Last season's “Project Runway” winner, who showed his debut collection Thursday — one day before the reality program hosts its latest runway finale — wants the fashion world to know he's not a flash in the pan.
“I just think there are so many reality shows that people become famous but they're not really famous for anything,” Siriano said in a phone interview Monday while casting models. “At least people on 'Project Runway' are talented.”
His namesake line, shown to an audience of the show's alums and judges, was indeed a remarkable achievement. Along with futuristic skinny pants and ruffled blouses, Siriano unveiled looks that are already his signature styles, like layers of chiffon circles.
But whereas his “Runway” collection was taken from Victorian styling, the 22-year-old designer said his inspiration this time came more organically, from nature.
The theme of a stormy night was repeated in dresses covered with layers of chiffon circles like groups of dark rain clouds. A one-shoulder mini dress made from diagonal tiers of gray and neon yellow chiffon strips looked like a rainy sky lit up with lightning bolts.
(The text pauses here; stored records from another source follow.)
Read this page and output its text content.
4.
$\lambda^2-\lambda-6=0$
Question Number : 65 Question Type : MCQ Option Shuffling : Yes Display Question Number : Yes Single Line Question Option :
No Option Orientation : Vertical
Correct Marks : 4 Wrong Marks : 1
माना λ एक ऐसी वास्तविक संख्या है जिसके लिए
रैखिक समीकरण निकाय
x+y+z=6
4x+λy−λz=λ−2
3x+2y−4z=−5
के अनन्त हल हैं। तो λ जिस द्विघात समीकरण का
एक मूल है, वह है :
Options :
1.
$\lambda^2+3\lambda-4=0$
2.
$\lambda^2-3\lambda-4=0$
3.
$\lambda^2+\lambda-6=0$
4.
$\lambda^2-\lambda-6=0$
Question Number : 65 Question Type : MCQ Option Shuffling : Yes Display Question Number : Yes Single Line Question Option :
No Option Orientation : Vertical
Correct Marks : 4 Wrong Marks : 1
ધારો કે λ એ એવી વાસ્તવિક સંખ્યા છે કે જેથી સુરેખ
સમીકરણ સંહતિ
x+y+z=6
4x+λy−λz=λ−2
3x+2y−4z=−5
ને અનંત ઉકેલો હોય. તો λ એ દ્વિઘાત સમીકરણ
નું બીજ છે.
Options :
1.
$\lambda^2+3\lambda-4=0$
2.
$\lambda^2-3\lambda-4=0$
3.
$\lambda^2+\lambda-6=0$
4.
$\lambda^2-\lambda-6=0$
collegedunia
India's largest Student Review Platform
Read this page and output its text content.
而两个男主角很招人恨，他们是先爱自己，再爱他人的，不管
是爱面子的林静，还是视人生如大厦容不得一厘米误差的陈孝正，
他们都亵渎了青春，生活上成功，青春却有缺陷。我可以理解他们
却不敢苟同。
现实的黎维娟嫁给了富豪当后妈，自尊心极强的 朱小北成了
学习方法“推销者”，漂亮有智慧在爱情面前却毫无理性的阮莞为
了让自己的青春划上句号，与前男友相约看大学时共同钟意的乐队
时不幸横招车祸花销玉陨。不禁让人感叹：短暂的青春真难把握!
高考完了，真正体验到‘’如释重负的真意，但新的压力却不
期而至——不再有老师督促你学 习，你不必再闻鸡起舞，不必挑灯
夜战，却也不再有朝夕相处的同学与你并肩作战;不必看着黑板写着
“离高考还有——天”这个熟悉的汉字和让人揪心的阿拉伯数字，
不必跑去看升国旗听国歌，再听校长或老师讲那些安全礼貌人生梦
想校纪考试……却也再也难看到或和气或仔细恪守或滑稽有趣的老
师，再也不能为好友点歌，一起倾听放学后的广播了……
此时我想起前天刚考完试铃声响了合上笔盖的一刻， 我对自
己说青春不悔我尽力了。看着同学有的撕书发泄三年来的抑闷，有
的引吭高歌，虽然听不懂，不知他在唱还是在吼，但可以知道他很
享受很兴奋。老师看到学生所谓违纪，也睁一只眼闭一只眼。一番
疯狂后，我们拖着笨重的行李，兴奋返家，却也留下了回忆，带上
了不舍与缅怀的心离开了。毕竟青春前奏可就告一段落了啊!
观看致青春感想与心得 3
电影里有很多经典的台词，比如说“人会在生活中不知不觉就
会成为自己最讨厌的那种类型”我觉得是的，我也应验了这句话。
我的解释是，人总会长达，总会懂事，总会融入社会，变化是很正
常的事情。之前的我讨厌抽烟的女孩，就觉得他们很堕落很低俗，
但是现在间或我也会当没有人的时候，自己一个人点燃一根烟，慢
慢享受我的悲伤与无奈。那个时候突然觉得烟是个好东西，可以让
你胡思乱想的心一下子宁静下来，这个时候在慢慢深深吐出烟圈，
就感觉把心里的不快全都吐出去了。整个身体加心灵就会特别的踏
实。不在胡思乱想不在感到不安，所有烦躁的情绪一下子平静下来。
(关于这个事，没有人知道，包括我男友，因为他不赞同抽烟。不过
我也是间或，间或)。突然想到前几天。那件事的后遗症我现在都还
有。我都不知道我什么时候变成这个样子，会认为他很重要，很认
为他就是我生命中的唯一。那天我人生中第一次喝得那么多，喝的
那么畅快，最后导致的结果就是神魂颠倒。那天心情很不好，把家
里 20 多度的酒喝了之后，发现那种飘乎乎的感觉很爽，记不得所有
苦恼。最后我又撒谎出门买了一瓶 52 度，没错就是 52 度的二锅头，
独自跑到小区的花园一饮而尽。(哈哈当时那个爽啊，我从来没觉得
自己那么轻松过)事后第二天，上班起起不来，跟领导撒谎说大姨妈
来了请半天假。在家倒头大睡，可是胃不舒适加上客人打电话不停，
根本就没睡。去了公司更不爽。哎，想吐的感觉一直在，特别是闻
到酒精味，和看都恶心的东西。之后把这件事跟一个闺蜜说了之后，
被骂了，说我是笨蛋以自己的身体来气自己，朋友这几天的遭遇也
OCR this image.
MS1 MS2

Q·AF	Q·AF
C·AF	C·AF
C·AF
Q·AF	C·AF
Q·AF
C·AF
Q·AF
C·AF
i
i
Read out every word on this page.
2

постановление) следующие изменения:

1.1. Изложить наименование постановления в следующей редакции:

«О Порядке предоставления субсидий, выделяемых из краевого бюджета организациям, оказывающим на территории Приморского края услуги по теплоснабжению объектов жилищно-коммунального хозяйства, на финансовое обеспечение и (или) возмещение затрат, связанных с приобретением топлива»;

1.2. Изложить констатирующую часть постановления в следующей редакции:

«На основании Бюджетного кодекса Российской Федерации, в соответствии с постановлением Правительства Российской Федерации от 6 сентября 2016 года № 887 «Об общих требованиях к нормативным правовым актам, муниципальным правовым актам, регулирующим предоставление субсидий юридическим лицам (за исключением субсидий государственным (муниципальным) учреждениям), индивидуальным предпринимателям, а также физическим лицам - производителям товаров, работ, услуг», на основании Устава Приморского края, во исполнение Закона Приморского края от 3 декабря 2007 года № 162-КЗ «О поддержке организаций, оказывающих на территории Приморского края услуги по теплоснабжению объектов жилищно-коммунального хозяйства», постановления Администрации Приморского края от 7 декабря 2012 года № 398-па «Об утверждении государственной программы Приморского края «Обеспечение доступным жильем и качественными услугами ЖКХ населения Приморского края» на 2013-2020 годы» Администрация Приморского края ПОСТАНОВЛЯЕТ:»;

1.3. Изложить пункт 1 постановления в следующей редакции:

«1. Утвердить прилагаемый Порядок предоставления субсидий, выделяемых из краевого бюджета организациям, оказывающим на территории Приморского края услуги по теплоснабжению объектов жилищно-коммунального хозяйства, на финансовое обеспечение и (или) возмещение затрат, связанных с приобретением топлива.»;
“There were a few dresses I thought were very beautiful,” supermodel Heidi Klum said after the show.
“Project Runway” mentor Tim Gunn was also effusive in his praise for Siriano, whom he referred to last year as “Marc Jacobs for the next generation.”
“I expected to be wowed,” he said. “You know, in my own way I've been in this industry for a long time, and I'm a bit jaded, but I was blown away.”
Still, Fern Mallis, who oversees New York Fashion Week, cautions against overconfidence in this flighty industry. "It's a bit early to be making those assumptions," she said of Gunn's comparison to Jacobs.
Siriano plans to expand his line in coming seasons, saying that the spring collection was limited by money and time spent on other projects that came his way post-“Runway. And he has advice to offer the designers currently competing for his title: You better work it.
“Really it should be about the work,” he said. “Because after the show is over, you get thrown into the industry, you just have to have it all. It's really tough. Actually, it's killing me.”